RUI: Preparation and Kinetic Characterization of New Bimetallic Au-M Selective Hydrogenation Catalysts

Project: Research project

Project Details


This award is funded by the Chemical Catalysis Program in the Division of Chemistry. Professors Bert D. Chandler and Christopher J. Pursell of Trinity University are supported to investigate the advantages of combining inexpensive metals with gold (Au) to form bimetallic nanoparticle catalysts. The project addresses the need to find alternatives to scarce and expensive catalysts which are prohibitive to large-scale chemical production. Improving the fundamental understanding of bimetallic nanoparticles and their catalytic properties has the potential to positively impact both the U. S. catalysis industry and the national economy by providing cheaper materials and consumer products as well as reducing pollution and industrial waste. The project involves preparing tailored nanoparticles with an inexpensive metal, such as copper, nickel and iron, at the core and Au on the outside. This includes finding new synthetic means to assemble a few hundred atoms from two metals - which is a challenging chemical synthesis problem. The goals are to evaluate synthetic methods, understand how the inexpensive metal alters the catalytic chemistry of gold, and test the new catalysts for improved performance in some industrially important reactions. Integrating the research with education provides research opportunities for undergraduate students, giving them hands on experience in this nationally important area of research and training them to be the next generation of scientists.
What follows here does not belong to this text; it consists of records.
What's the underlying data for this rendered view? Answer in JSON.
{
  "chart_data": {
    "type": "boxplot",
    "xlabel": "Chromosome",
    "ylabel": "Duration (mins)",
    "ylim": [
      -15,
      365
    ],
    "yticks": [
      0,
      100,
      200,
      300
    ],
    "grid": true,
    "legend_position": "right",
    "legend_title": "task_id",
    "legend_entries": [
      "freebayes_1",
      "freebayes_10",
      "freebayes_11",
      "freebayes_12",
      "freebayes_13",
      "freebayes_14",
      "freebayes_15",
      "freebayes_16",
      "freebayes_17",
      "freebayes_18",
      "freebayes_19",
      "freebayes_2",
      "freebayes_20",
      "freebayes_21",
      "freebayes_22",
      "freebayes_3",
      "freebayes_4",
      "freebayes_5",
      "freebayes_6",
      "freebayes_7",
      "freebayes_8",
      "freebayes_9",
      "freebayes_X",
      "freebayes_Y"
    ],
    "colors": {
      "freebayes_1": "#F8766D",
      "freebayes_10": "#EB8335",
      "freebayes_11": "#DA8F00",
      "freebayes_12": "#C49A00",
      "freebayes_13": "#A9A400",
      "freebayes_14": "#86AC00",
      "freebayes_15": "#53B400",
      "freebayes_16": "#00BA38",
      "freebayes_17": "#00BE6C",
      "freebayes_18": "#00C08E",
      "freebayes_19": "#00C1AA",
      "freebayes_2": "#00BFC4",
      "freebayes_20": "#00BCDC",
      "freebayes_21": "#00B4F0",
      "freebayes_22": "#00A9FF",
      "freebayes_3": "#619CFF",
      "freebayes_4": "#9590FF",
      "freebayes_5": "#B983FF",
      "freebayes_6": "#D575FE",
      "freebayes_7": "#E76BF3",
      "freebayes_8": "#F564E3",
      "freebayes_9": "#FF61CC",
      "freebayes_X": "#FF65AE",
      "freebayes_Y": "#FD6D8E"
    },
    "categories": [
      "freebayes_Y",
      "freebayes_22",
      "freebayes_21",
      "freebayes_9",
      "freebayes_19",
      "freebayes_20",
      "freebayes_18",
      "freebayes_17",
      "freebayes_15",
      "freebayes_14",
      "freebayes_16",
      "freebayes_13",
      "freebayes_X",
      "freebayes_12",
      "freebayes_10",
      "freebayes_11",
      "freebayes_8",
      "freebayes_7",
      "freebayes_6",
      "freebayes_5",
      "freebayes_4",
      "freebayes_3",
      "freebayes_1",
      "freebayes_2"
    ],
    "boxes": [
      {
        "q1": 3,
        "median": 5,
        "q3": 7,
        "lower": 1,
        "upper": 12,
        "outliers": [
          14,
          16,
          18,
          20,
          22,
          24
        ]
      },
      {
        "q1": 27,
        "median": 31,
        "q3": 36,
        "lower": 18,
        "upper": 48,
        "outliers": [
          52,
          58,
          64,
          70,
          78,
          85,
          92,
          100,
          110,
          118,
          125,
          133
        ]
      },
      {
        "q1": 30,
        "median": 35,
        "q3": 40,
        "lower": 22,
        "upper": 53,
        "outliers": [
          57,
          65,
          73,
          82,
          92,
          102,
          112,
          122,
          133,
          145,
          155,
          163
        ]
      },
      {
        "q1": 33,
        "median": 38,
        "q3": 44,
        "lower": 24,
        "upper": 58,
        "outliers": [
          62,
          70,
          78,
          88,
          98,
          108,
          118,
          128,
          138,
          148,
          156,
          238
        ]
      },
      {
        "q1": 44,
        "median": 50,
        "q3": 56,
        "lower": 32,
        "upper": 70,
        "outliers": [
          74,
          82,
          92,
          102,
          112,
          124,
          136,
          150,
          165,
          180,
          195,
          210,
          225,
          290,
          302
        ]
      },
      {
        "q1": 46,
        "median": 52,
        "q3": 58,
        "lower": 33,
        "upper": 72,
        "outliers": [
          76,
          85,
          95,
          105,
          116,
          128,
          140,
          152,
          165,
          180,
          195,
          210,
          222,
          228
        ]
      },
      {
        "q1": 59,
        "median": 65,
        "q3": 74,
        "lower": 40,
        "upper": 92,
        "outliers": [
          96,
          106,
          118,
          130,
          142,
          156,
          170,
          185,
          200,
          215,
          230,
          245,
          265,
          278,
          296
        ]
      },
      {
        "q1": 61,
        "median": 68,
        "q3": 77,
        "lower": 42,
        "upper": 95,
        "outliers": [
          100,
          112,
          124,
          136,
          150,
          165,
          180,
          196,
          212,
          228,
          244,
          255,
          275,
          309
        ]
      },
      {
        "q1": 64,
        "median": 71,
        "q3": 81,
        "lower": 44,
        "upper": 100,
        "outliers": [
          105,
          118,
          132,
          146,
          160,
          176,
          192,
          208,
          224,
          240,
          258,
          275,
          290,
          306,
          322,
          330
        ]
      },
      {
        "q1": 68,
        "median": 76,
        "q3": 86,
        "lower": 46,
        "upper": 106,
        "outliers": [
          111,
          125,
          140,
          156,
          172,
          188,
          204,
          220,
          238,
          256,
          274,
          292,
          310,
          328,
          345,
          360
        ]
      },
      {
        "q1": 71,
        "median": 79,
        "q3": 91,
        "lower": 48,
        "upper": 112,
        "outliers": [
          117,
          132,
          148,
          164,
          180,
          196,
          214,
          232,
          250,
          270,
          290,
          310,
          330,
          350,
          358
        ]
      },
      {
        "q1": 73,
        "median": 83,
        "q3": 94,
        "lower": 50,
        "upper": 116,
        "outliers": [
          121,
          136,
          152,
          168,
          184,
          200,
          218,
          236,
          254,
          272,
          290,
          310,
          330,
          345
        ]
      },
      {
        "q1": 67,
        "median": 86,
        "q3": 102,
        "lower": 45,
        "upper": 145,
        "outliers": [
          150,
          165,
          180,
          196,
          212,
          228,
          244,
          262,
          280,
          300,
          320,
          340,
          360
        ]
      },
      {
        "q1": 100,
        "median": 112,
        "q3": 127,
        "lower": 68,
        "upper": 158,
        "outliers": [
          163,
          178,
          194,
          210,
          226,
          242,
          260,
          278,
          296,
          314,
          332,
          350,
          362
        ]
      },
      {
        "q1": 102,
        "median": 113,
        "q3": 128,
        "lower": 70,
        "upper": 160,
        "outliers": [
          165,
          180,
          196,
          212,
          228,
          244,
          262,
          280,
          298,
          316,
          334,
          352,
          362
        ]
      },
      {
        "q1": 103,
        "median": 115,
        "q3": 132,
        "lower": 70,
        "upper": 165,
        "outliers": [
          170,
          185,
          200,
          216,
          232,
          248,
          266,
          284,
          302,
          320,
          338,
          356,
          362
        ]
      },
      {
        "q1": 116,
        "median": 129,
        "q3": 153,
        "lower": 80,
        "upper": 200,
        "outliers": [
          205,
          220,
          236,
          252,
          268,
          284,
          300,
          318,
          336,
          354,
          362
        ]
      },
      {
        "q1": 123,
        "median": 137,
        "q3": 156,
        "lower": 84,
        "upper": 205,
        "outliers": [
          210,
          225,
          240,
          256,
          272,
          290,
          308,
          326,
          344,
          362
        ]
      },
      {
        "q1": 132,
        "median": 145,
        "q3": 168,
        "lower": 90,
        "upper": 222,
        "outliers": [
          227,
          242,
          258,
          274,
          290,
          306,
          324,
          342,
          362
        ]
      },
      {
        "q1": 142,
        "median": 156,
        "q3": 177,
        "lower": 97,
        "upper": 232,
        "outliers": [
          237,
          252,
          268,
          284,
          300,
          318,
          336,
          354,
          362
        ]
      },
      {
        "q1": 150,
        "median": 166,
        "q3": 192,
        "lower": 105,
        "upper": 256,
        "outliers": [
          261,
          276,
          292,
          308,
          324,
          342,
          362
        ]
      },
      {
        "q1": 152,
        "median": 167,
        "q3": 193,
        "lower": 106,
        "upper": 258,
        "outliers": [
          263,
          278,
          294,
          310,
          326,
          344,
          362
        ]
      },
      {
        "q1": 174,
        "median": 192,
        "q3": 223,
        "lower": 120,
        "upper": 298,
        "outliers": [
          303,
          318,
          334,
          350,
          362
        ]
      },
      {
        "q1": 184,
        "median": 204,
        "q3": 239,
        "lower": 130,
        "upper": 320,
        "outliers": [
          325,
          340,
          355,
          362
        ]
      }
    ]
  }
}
New nanoparticle and catalyst synthesis techniques are being employed to prepare bimetallic nanoparticles on alumina and titania. The primary goal is to take advantage of recent developments in solution nanoparticle synthesis to develop new routes to synthetically challenging bimetallic core-shell nanoparticle catalysts. Kinetics -based analytical techniques are being used to evaluate the new catalysts including (i) intentional poisoning studies to evaluate relative numbers of active sites, (ii) Michaelis-Menten analysis of poisoning experiments to evaluate the effects of thiol poisoning, and (iii) Hammett relationships to probe changes in nanoparticle surface charge. These studies enable new quantitative comparisons between catalysts and allow for assessing heterometals affect the chemistry of Au nanoparticles. In addition, these studies are addressing fundamental questions regarding the nature of the catalytic active sites. This project also expands on a recent discovery of 'broad band IR absorption' for Au/TiO2 catalysts, and uses this phenomenon to characterize the strength of H2 and CO adsorption on the catalysts. These physical characterization studies, combined with detailed kinetics studies, are enabling the development of structure-property-activity relationships that guide researchers in designing the next generation of catalysts. In particular, these studies are (i) providing clear information regarding how Au nanoparticle chemistry and catalysts can be tuned using other transition metals, (ii) testing recent computational models, and (iii) providing insight into potential new applications for Au based catalysts.

This award reflects NSF's statutory mission and has been deemed worthy of support through evaluation using the Foundation's intellectual merit and broader impacts review criteria.